L’argentique autour du monde
C’est donc au cœur du Pérou, à Lima en 1975, accompagné de son ami et mentor Aaron Siskind, que Jed Fielding détermine les limites de son art. Alors jeune étudiant, il précise sa vision idéale en allant glisser son appareil dans la sphère intime des sujets photographiés, saisissant le tournant sociétal de la société péruvienne. Au même moment, le Pérou est en pleine transformation politique nationale : les dictatures s’enchaînent, l’économie se dégrade malgré la modernisation de l’agriculture, et les femmes réclament leurs droits. A l’image des premiers pas des suffragettes, les citoyennes péruviennes s’organisent en « pépinières » – des petits groupes de réflexion- et s’imposent dans la scène publique. Jed Fielding se penche sur le sujet. Il ne les immortalise pas lors des leurs réunions : et comment le pourrait-il, étant un homme ? Mais le photographe fige leurs expressions dans la rue, son objectif grand angle à quelques centimètres de leur visage.

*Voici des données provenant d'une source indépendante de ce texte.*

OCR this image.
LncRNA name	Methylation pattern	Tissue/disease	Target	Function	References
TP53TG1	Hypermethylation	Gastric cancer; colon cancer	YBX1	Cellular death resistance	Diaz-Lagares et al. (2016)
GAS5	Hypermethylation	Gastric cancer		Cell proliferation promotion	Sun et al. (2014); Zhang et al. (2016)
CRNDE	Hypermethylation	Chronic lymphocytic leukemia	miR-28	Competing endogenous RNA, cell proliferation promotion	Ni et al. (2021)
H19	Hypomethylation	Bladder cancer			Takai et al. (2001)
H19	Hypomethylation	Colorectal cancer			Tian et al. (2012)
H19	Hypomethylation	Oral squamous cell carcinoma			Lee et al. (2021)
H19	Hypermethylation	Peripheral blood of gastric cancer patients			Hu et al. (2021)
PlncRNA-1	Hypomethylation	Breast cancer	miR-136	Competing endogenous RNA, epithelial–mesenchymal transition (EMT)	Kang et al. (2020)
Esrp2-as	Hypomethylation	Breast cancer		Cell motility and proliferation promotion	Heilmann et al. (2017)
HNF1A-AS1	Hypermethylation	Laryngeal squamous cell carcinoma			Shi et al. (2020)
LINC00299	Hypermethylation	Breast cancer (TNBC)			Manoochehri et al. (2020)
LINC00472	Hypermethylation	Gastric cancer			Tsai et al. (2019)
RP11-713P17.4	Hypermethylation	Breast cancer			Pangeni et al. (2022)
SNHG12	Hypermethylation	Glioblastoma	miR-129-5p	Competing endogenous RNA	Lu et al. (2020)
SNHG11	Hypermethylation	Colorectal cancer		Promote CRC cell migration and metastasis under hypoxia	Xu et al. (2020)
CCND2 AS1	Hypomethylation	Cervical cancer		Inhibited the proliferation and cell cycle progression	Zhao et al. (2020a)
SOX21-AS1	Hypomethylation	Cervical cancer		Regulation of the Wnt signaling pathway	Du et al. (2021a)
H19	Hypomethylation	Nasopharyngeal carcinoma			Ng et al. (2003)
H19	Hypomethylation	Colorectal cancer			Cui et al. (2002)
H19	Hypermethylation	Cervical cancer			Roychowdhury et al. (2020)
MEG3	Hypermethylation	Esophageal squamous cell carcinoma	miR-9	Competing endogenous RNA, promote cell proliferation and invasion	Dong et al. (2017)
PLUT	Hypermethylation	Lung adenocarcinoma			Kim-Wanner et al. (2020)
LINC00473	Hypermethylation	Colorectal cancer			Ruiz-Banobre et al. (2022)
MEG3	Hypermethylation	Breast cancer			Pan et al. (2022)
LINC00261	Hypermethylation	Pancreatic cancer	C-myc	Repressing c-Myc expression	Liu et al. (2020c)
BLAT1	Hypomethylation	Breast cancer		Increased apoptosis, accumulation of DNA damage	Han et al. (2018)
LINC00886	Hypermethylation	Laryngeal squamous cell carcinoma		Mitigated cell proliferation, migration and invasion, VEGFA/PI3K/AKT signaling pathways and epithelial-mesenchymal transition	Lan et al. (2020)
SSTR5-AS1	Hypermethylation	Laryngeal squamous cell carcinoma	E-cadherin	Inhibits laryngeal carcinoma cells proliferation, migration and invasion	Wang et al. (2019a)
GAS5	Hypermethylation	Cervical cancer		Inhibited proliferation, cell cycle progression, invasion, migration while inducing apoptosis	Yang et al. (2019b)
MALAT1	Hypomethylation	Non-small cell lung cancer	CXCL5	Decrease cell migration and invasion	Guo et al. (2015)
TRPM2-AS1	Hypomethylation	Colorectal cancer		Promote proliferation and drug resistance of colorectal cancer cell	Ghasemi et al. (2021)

Les visages, justement, sont au cœur des photographies de Jed Fielding. Il les emprunte pour dresser un portrait des tournants d’une société à travers le regard de ses habitants. Il réalise ce travail dans les mêmes villes et ce, sur plusieurs années. Comme à Naples, sa ville de cœur. En 1977, c’est le Sud de Naples qui l’attire : sa misère, ses enfants vêtus de rien mais jouant avec tout. Surtout des armes à feu. Les effusions de sang de la mafia italienne s’insinuaient dans les rues, jusqu’à marquer les jeux des plus petits. La Nuova Camorra Organizzata imposait sa domination du territoire par 264 morts en 1982, avec une mainmise sur tous les secteurs de l’économie régionale. Cette atmosphère sombre se lit dans les regards des passants, avec le contraste accentué des photos. En feuilletant ce chapitre, le lecteur s’en doute : « Il y a certainement quelque chose d’étrange qui se passe ici ». L’ambiance est bien particulière, grave même. Les portraits sourient mais les regards sont pesants, écrasants par leur dimension. Chaque image porte l’histoire des pavés.
L’art du mensonge
Le photographe américain revient plusieurs fois à Naples. De 1977 à 2018, il photographie des passants. Très vite, ces inconnus deviennent des connaissances. Jed Fielding les encourage à interagir entre eux, à jouer, discuter, rire, pendant qu’il les mitraille. Aaron Siskind décrivait son travail comme « une conception audacieuse, ces photographies traitent de l’intimité : le toucher tendre des personnes, l’exhibition fière des corps, le regard qui se pose sur vous. La manière et la matière sont en concurrence et en tension troublante. D’apparence effrontée, les photos de Jed respirent la vigueur et la joie de vivre. »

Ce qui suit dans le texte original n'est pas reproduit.